Na prática, nenhum dos dois resolve sozinho o problema central da distribuição: a necessidade de investimentos contínuos e financiamento de longo prazo. A intervenção não elimina a pressão por capital e a caducidade cria riscos operacionais e eleva a percepção de insegurança regulatória.

Por isso, esses instrumentos costumam funcionar mais como alavancas de negociação do que como desfechos desejados. É um jeito de fazer a Enel entrar buscar um comprador para a distribuidora paulistana. Segundo a Folha, no entanto, a empresa italiana não cogita vender a concessão e vai insistir na renovação do contrato.

No caso de São Paulo, a equação é ainda mais delicada. Trata-se da maior concessão do país, com impacto direto sobre milhões de consumidores. Cada apagão ganha repercussão nacional e pressiona o governo federal, já que a decisão final sobre a renovação cabe à União, por meio do Ministério de Minas e Energia.

Torres de distribuição da Enel

Em ano eleitoral, essa pressão se intensifica. O discurso público tende a endurecer, mas o custo de uma decisão abrupta também cresce. Qualquer ruptura contratual teria efeitos imediatos sobre o serviço, sobre o ambiente regulatório e sobre a percepção de risco do setor elétrico brasileiro.

Fontes do setor ouvidas pelo InvestNews avaliam que a Enel poderia ter se organizado melhor tanto na operação quanto na comunicação em momentos de crise.
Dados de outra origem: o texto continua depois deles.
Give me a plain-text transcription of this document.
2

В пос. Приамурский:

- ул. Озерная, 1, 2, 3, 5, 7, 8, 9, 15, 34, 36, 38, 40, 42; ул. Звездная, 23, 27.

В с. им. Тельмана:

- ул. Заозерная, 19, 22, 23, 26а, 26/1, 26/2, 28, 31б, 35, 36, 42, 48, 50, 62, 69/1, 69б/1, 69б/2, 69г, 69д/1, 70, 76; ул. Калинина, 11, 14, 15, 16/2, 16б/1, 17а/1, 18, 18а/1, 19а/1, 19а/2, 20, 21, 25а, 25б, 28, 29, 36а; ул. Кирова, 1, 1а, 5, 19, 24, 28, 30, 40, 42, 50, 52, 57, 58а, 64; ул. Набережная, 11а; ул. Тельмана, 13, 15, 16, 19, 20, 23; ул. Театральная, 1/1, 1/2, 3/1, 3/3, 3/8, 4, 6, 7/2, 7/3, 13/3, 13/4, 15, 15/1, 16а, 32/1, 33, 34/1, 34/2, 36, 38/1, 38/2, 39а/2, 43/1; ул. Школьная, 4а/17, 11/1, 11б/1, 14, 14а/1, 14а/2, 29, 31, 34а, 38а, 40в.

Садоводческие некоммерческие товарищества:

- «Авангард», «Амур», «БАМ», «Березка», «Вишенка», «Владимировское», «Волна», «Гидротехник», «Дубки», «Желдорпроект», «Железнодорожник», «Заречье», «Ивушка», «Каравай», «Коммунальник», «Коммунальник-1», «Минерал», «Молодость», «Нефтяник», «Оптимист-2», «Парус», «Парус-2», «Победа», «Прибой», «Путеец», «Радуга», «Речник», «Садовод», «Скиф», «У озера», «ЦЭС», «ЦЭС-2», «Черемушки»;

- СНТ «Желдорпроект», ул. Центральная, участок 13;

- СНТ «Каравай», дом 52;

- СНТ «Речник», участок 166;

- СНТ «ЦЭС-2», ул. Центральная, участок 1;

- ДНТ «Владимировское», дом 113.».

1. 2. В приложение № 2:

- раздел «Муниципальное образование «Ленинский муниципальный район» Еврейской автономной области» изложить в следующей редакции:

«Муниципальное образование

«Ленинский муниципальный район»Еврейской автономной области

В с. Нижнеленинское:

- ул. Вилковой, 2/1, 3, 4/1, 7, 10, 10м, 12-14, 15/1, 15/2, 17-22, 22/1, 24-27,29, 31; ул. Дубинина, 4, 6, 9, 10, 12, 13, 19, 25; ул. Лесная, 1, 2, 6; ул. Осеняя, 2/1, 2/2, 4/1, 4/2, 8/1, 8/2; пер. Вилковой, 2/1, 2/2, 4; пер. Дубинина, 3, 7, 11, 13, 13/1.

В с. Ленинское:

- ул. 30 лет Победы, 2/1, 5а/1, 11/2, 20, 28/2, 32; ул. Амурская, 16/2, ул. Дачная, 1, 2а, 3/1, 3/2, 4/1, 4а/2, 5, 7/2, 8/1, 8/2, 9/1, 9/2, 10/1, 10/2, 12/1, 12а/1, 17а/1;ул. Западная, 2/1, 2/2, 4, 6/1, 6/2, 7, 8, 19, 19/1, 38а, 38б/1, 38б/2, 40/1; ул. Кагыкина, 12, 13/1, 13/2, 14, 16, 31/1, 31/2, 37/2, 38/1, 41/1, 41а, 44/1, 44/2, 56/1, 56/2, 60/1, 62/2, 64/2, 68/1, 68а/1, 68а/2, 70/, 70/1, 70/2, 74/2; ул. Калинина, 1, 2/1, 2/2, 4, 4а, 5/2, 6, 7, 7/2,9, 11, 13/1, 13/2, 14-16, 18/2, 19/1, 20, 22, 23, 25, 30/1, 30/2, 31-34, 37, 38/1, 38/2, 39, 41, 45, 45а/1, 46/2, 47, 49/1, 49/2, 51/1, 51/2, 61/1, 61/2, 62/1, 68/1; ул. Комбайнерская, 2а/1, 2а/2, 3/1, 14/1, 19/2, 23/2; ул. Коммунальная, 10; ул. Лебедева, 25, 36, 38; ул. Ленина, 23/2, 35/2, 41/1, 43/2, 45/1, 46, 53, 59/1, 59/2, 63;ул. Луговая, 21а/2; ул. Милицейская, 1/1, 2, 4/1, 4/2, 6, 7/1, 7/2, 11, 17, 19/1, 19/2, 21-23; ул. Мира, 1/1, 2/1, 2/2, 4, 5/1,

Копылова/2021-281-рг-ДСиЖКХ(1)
Ao mesmo tempo, apontam que parte relevante dos problemas decorre de fatores estruturais, como a intensificação de eventos climáticos e a falta de poda de árvores em áreas urbanas, responsabilidade dos municípios. Eventos que antes eram considerados excepcionais passaram a ocorrer com frequência muito maior, pressionando redes desenhadas para outra realidade.

Quando a renovação parecia mais provável, a Enel já falava na necessidade de incorporar a um novo contrato o conceito de “resiliência de rede”, ou seja, investimentos feitos especificamente para que a rede seja capaz de aguentar o “novo padrão” de intempéries.

A discussão sobre o que fazer com a concessão da Enel acontece em um momento em que o Brasil se consolidou como o principal destino dos investimentos chineses em energia elétrica, atraindo grandes estatais focadas em geração, transmissão e tecnologias de rede. Vizinha à Enel São Paulo, por exemplo, a CPFL Paulista pertence à estatal chinesa State Grid. É a terceira maior distribuidora país.

Ao mesmo tempo, o governo Lula vem adotando uma estratégia pragmática para destravar nós históricos do setor. Nesse contexto, a Âmbar Energia, do grupo J&F, passou a assumir ativos considerados críticos ou problemáticos, como as distribuidoras do Norte e a participação na Eletronuclear, em Angra 3. Em vez de romper contratos, a lógica tem sido transferir controle, renegociar condições e exigir investimentos, preservando o funcionamento do sistema.

É nesse ambiente que o debate sobre a Enel se reorganiza. A empresa já pediu a renovação de suas concessões, mas enfrenta um nível de pressão política e regulatória que dificulta uma simples prorrogação nos moldes tradicionais. Ao mesmo tempo, os instrumentos mais duros previstos em lei carregam custos elevados.

Entre esses dois extremos, cresce o espaço para uma solução intermediária: manter a concessão, mas mudar quem opera, usando a renovação contratual como instrumento para exigir investimentos adicionais, metas mais rígidas de qualidade e mudanças de gestão.

Nada indica que esse caminho esteja formalmente definido. Mas o histórico do setor — incluindo o próprio caso de Goiás — mostra que, quando a crise deixa de ser apenas técnica e passa a ser política, a negociação tende a prevalecer sobre a ruptura.

O futuro da concessão da Enel segue em aberto. O que já ficou claro é que ele será decidido menos pelo último apagão e mais pela capacidade de o setor encontrar uma solução que preserve investimentos, continuidade do serviço e estabilidade regulatória — três ativos tão estratégicos quanto a própria rede elétrica.